XIX. yüzyılın sonunda Gaspıralı’nın Tercüman gazetesi, Rusya, Türkiye ve İran’daki benzeri yayınlar Özbekler ve Tacikler arasında da yayılmaya başlayınca liberal düşüncenin etkisi daha da kuvvetlendi. 1893’te Gaspıralı Orta Asya’ya geldiğinde eğitim reformu konusundaki düşüncelerini paylaştı. Böylece Orta Asya’nın bazı kentlerinde Tatarlar tarafından birkaç yeni reform okulu açıldı. 1897’de Andican’da, 1898’de Semerkant ve Tokmak’ta, 1901’de Taşkent’te ilk Usûl-i Cedit Okulları açıldı. Semerkant’ta ilk Usûl-i Cedit Okulu Gaspıralı’nın gezisi sırasında Gani Bay Hüseyinzade tarafından açıldı. Burada öğretmenlik yapan Bakülü Sultanmecit Ganizade, o kadar kısa bir sürede okuma öğretir ki, halk bu okula “makineli mektep” adını vermişti. 1901 yılında Buhara medreselerinde eğitim gören Münevver Kâri (1878-1931), Tatar reform okullarını örnek alarak Taşkent’te ilk Özbek reform okulunu açtı (1901). Bu okul bütün Türkistan’daki Cedit okullarının en düzenlisi oldu. Ondan iki yıl sonra da Mahmud Hoca Behbudî Semerkant’ta Yeni Usûl Okulunu açtı. Eğitimde reform için ilk hareketi başlatan Behbudî (1874-1919), aynı zamanda bu reforma karşı çıkan kadimci din adamlarıyla da mücâdeleye başladı.
Kadın hakları konusunda Tatar kadınları Türkistanlı kardeşlerine öncülük ettiler. Örnek olarak Kazan’da 1913-18 yılları arasında çıkan Süyüm Bike dergisini göstermek mümkündür.

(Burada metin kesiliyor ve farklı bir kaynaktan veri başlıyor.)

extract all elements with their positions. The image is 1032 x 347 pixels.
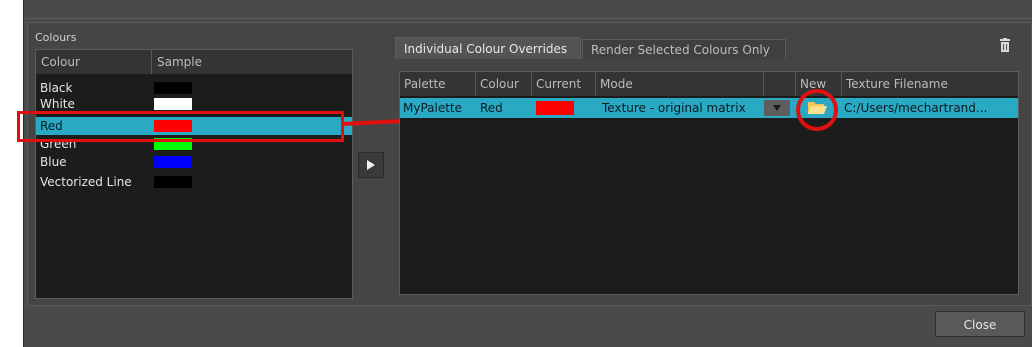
colour-column-header[interactable]: Colour: [476, 72, 532, 96]
texture-filename-cell: C:/Users/mechartrand...: [844, 101, 988, 115]
selection-highlight-box: [17, 111, 344, 142]
colour-swatch-vectorized-line: [154, 176, 192, 188]
colour-row-black[interactable]: Black: [36, 80, 352, 96]
colour-name: White: [40, 97, 75, 111]
overrides-table[interactable]: Palette Colour Current Mode New Texture …: [399, 71, 1019, 295]
palette-cell: MyPalette: [403, 101, 463, 115]
colour-swatch-white: [154, 98, 192, 110]
colour-swatch-blue: [154, 156, 192, 168]
trash-icon[interactable]: [999, 38, 1011, 52]
play-right-icon: [367, 160, 375, 170]
texture-filename-column-header[interactable]: Texture Filename: [842, 72, 1018, 96]
colours-list[interactable]: Colour Sample Black White Red Green Blue…: [35, 49, 353, 299]
colour-cell: Red: [480, 101, 503, 115]
colour-column-header[interactable]: Colour: [36, 50, 151, 74]
current-column-header[interactable]: Current: [532, 72, 596, 96]
dialog-top-divider: [24, 18, 1032, 19]
colour-row-blue[interactable]: Blue: [36, 154, 352, 170]
tab-individual-colour-overrides[interactable]: Individual Colour Overrides: [395, 37, 581, 59]
table-row[interactable]: MyPalette Red Texture - original matrix …: [400, 98, 1018, 118]
palette-column-header[interactable]: Palette: [400, 72, 476, 96]
add-override-button[interactable]: [358, 152, 384, 178]
close-button[interactable]: Close: [935, 311, 1025, 337]
mode-dropdown-button[interactable]: [764, 100, 790, 116]
colour-name: Black: [40, 81, 73, 95]
colour-swatch-black: [154, 82, 192, 94]
colour-name: Blue: [40, 155, 67, 169]
colours-group-title: Colours: [35, 31, 77, 44]
mode-column-header[interactable]: Mode: [596, 72, 764, 96]
annotation-circle: [796, 89, 838, 131]
sample-column-header[interactable]: Sample: [152, 50, 352, 74]
colour-row-vectorized-line[interactable]: Vectorized Line: [36, 174, 352, 190]
colour-name: Vectorized Line: [40, 175, 132, 189]
mode-dropdown-column-header[interactable]: [764, 72, 796, 96]
chevron-down-icon: [773, 105, 781, 111]
mode-cell[interactable]: Texture - original matrix: [602, 98, 762, 118]
tab-render-selected-colours-only[interactable]: Render Selected Colours Only: [582, 39, 786, 59]
current-colour-swatch: [536, 101, 574, 115]
colour-row-white[interactable]: White: [36, 96, 352, 112]
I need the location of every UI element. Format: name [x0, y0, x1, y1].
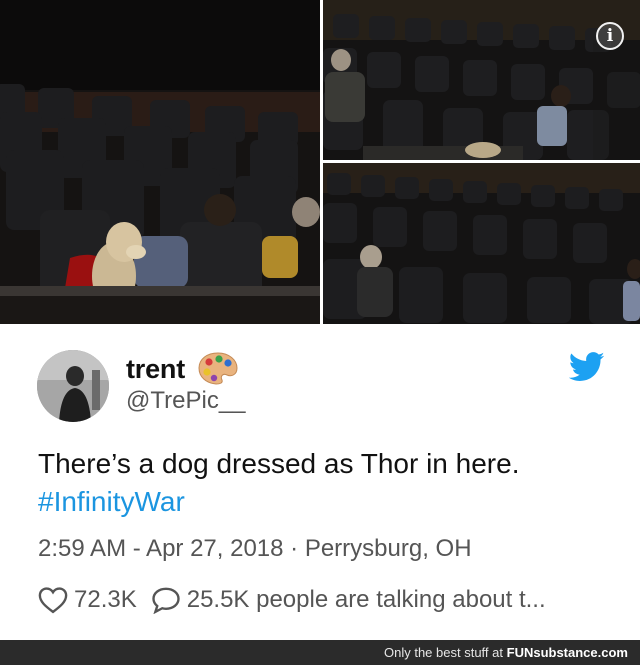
like-count: 72.3K [74, 586, 137, 613]
handle[interactable]: @TrePic__ [126, 387, 246, 415]
heart-icon[interactable] [38, 586, 68, 614]
photo-bottom-right[interactable] [323, 163, 640, 324]
info-icon[interactable]: i [596, 22, 624, 50]
footer-logo[interactable]: FUNsubstance.com [507, 645, 628, 660]
photo-grid: i [0, 0, 640, 324]
footer-text: Only the best stuff at FUNsubstance.com [384, 645, 628, 660]
avatar-image [37, 350, 109, 422]
theater-seats-image [323, 0, 640, 160]
palette-icon [198, 352, 238, 385]
tweet-text: There’s a dog dressed as Thor in here. #… [38, 445, 618, 521]
timestamp-location[interactable]: 2:59 AM - Apr 27, 2018 · Perrysburg, OH [38, 535, 472, 563]
footer-prefix: Only the best stuff at [384, 645, 503, 660]
hashtag-link[interactable]: #InfinityWar [38, 483, 618, 521]
photo-top-right[interactable]: i [323, 0, 640, 160]
display-name[interactable]: trent [126, 354, 185, 385]
tweet-actions: 72.3K 25.5K people are talking about t..… [38, 584, 546, 616]
twitter-bird-icon[interactable] [569, 352, 605, 382]
comment-bubble-icon[interactable] [151, 586, 181, 614]
photo-main[interactable] [0, 0, 320, 324]
avatar[interactable] [37, 350, 109, 422]
footer-bar: Only the best stuff at FUNsubstance.com [0, 640, 640, 665]
talking-count[interactable]: 25.5K people are talking about t... [187, 586, 546, 614]
theater-dog-image [0, 0, 320, 324]
theater-audience-image [323, 163, 640, 324]
tweet-text-line: There’s a dog dressed as Thor in here. [38, 448, 520, 479]
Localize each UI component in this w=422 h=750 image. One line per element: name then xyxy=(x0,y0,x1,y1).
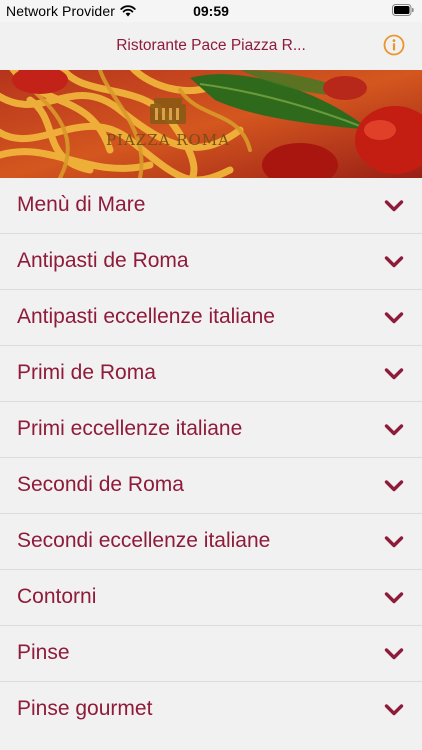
menu-category-label: Primi eccellenze italiane xyxy=(17,417,243,440)
info-icon[interactable] xyxy=(383,34,405,56)
logo-text: PIAZZA ROMA xyxy=(106,131,230,149)
chevron-down-icon[interactable] xyxy=(384,647,404,661)
menu-category-item-8[interactable]: Pinse xyxy=(0,626,422,682)
menu-category-label: Pinse xyxy=(17,641,70,664)
header-banner-image: PIAZZA ROMA xyxy=(0,70,422,178)
status-bar: Network Provider 09:59 xyxy=(0,0,422,22)
chevron-down-icon[interactable] xyxy=(384,479,404,493)
chevron-down-icon[interactable] xyxy=(384,255,404,269)
chevron-down-icon[interactable] xyxy=(384,199,404,213)
menu-category-label: Antipasti de Roma xyxy=(17,249,189,272)
menu-category-list: Menù di Mare Antipasti de Roma Antipasti… xyxy=(0,178,422,738)
chevron-down-icon[interactable] xyxy=(384,367,404,381)
menu-category-label: Secondi eccellenze italiane xyxy=(17,529,271,552)
menu-category-item-0[interactable]: Menù di Mare xyxy=(0,178,422,234)
menu-category-item-1[interactable]: Antipasti de Roma xyxy=(0,234,422,290)
menu-category-label: Primi de Roma xyxy=(17,361,156,384)
chevron-down-icon[interactable] xyxy=(384,703,404,717)
battery-icon xyxy=(392,4,414,16)
chevron-down-icon[interactable] xyxy=(384,311,404,325)
menu-category-item-7[interactable]: Contorni xyxy=(0,570,422,626)
menu-category-label: Contorni xyxy=(17,585,97,608)
menu-category-item-5[interactable]: Secondi de Roma xyxy=(0,458,422,514)
status-time: 09:59 xyxy=(193,3,229,19)
menu-category-item-4[interactable]: Primi eccellenze italiane xyxy=(0,402,422,458)
menu-category-label: Menù di Mare xyxy=(17,193,146,216)
menu-category-label: Secondi de Roma xyxy=(17,473,184,496)
restaurant-title: Ristorante Pace Piazza R... xyxy=(116,37,306,54)
menu-category-item-6[interactable]: Secondi eccellenze italiane xyxy=(0,514,422,570)
menu-category-item-2[interactable]: Antipasti eccellenze italiane xyxy=(0,290,422,346)
chevron-down-icon[interactable] xyxy=(384,591,404,605)
menu-category-label: Pinse gourmet xyxy=(17,697,153,720)
chevron-down-icon[interactable] xyxy=(384,423,404,437)
menu-category-item-3[interactable]: Primi de Roma xyxy=(0,346,422,402)
menu-category-item-9[interactable]: Pinse gourmet xyxy=(0,682,422,738)
chevron-down-icon[interactable] xyxy=(384,535,404,549)
navigation-bar: Ristorante Pace Piazza R... xyxy=(0,22,422,70)
menu-category-label: Antipasti eccellenze italiane xyxy=(17,305,275,328)
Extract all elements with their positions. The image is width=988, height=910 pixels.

Derginin sayfalarında Tatar kadınların, Türkistan kadınlarının durumu değiştirmek için yaptıkları faaliyetler anlatılmaktadır. 1914 yılında Fergana’yı ziyaret eden Zeki Velidî, sokaklarda Rus, Yahudi ve Çingene kadınlarına rastladığını, fakat Müslüman kadınları hiç göremediğini söylemektedir. “Bizim (Tatar ve Başkurt) örtülü kadınlarımız Fergana kadınlarıyla karşılaştırılamayacak derecede ileri seviyededir,”51 demekteydi.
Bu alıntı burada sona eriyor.